2017年2月21日火曜日

英語の方が“style”だからね

今、世界中で一番話されている言語は何か、というネット記事を読んだ。一番はなんと中国語。なるほどな、そうかもしれないな、と感じつつさらに読み進めると、二番目は当然英語だろう、と思ったら、スペイン語だった。各々を母語としている人口統計によると、驚くなかれ中国語はなんと12億、スぺイン語が4億で、次の英語が3億だ。

そんな記事を読みながら、昨年、Everenoteにキープしておいた「欧州の言語」を思い出した。デュトゥルトル氏はイギリスが抜けつつあるEUだが、そこでの言語は英語であり、歴史的ヨーロッパ特有の多言語主義は一掃されたと書いている。グーグルやヤフー等に浸かりきった我々も、いまやフラットな日常生活。60年代から始まったと言われる情報時代は、かの国のレーガン・ブッシュ・トランプに呼応して、リベラルでインダストリーだったモダニズムから、グーローバルで経済実用主義的なポピュリズム、ポストモダンへと変容した。

確かに、ルモンド・ディプロティークの記事の冒頭にある「英語の方が“style”だからね」は巧みに、我々のポストモダンを言い当てている。

以下は「欧州の言語」から抜粋

by ブノワ・デュトゥルトル

from ル・モンド・ディプロマティーク日本語・電子版2016年6月号

“style”という言葉は「流行の(branché)」、「世の中の事情に通じた(dans le coup)」、「今日の(d’aujourd’hui)」を表現している。
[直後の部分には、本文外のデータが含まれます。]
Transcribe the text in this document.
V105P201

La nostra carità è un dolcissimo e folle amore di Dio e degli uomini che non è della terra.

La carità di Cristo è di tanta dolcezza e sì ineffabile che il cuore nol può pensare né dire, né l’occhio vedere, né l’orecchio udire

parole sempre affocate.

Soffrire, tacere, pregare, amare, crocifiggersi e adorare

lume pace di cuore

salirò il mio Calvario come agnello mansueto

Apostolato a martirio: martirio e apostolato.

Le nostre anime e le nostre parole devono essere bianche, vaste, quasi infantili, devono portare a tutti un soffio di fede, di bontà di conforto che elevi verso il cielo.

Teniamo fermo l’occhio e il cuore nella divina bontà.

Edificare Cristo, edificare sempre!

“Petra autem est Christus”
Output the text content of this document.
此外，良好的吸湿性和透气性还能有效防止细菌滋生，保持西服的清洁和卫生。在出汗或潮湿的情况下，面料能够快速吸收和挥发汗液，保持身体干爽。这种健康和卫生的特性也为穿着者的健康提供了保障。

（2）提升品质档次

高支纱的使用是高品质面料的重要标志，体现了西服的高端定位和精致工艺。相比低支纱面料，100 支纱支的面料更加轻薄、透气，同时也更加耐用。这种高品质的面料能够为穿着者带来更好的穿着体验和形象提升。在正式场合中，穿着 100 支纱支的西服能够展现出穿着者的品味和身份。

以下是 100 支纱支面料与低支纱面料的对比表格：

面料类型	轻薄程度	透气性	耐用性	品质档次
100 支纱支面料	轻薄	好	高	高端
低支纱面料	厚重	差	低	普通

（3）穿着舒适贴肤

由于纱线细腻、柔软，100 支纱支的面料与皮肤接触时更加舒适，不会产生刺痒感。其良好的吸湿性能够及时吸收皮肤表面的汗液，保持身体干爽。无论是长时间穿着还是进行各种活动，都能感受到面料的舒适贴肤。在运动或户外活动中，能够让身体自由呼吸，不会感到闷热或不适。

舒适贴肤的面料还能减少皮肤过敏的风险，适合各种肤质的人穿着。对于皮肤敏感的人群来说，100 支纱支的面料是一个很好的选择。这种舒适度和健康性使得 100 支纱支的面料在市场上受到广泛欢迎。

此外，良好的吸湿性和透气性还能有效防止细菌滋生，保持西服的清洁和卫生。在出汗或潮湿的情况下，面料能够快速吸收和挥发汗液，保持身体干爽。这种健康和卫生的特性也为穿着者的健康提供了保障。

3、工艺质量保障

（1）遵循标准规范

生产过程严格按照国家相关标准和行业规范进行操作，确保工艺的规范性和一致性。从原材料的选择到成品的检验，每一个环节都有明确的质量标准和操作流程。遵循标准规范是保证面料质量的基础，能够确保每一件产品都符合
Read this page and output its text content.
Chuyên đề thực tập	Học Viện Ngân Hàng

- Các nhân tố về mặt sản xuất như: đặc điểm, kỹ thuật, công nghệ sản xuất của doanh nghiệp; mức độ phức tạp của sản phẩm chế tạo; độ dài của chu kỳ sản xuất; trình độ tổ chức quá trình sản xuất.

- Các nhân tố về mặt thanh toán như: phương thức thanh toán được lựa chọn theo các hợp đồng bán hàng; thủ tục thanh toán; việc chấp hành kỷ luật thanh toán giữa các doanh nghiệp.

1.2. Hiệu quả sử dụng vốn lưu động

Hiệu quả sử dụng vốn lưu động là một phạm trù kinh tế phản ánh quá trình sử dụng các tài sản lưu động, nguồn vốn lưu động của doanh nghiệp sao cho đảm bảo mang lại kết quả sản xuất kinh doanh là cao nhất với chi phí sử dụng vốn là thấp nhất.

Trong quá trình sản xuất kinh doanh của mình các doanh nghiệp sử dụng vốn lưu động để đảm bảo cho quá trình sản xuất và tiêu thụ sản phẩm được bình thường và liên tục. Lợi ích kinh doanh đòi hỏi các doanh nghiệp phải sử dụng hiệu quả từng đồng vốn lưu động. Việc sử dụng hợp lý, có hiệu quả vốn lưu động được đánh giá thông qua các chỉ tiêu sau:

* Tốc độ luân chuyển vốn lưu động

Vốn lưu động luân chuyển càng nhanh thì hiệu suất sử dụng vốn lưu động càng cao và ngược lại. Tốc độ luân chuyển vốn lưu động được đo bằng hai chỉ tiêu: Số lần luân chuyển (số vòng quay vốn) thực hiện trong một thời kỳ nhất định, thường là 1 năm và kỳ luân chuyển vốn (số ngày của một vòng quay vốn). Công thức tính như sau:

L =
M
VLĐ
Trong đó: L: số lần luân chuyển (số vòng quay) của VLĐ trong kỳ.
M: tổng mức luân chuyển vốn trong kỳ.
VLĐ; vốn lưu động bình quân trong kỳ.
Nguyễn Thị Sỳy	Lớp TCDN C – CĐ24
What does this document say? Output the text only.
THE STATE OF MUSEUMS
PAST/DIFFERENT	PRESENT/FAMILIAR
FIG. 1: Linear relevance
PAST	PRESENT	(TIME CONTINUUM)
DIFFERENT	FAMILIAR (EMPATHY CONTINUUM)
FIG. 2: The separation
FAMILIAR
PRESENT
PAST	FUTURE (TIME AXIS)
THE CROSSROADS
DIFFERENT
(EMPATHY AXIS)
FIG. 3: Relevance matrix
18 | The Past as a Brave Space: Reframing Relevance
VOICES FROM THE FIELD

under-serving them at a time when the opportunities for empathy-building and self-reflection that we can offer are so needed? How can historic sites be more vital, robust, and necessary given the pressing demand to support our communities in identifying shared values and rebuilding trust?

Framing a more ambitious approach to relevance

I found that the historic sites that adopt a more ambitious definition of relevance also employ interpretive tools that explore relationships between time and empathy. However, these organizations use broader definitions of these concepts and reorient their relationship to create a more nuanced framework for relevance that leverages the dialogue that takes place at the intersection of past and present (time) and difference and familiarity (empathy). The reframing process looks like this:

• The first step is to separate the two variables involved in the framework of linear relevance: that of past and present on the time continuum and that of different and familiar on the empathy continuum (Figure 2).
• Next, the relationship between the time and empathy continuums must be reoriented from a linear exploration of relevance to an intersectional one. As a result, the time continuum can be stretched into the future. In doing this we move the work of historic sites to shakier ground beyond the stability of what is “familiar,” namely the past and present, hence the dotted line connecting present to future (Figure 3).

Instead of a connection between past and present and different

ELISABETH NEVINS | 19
英語は単なる言語ではなく、世の中の変化や未来を示す印であり、どんな概念にも現代的な特徴を加える。

欧州のリーダーたちは経済概念や衛生・安全に関する諸ルール、規制緩和と民営化の目標、2本の線が引かれた通貨マーク、そして今やその言語までも米国から輸入した後、躊躇うことなく同じ外交・軍事路線に賛同していた。そしてあやふやだった欧州の防衛計画は、こうした路線へと置き換えられた。

この数年間、偽りの実用主義によってその使用が義務とされた英語のために、EUの多言語主義は一掃された。20世紀中頃に社会全体で始まったこの変動は、インターネットの影響のもとで驚くべき加速を見せている。グーグル、フェイスブック、ヤフー、ツイッター、そして米国で生まれた他の沢山のコミュニケーション・ツールは、それらの原産国のスキーマによってモデリング「英語の方が“style”だからね」。我々は日々、インターネットを通じて少しは飛び込んでくる英語に直面するだけではなく、米国的な思考をするようにも促されている。

EUは創設国の言語(フランス語やドイツ語、イタリア語……)を見捨て、その機構を長い間特徴付けていた多言語主義の原則を諦めながら、加盟国の中でも最も遠く離れた国の言語に頼っている。それはすなわち英国だ。つま先立ちの状態であるこのEU加盟国は、間もなくそこから離脱するかも知れないが、そうなれば英語というこの素晴らしい特権に訴える理由はなくなるのだ。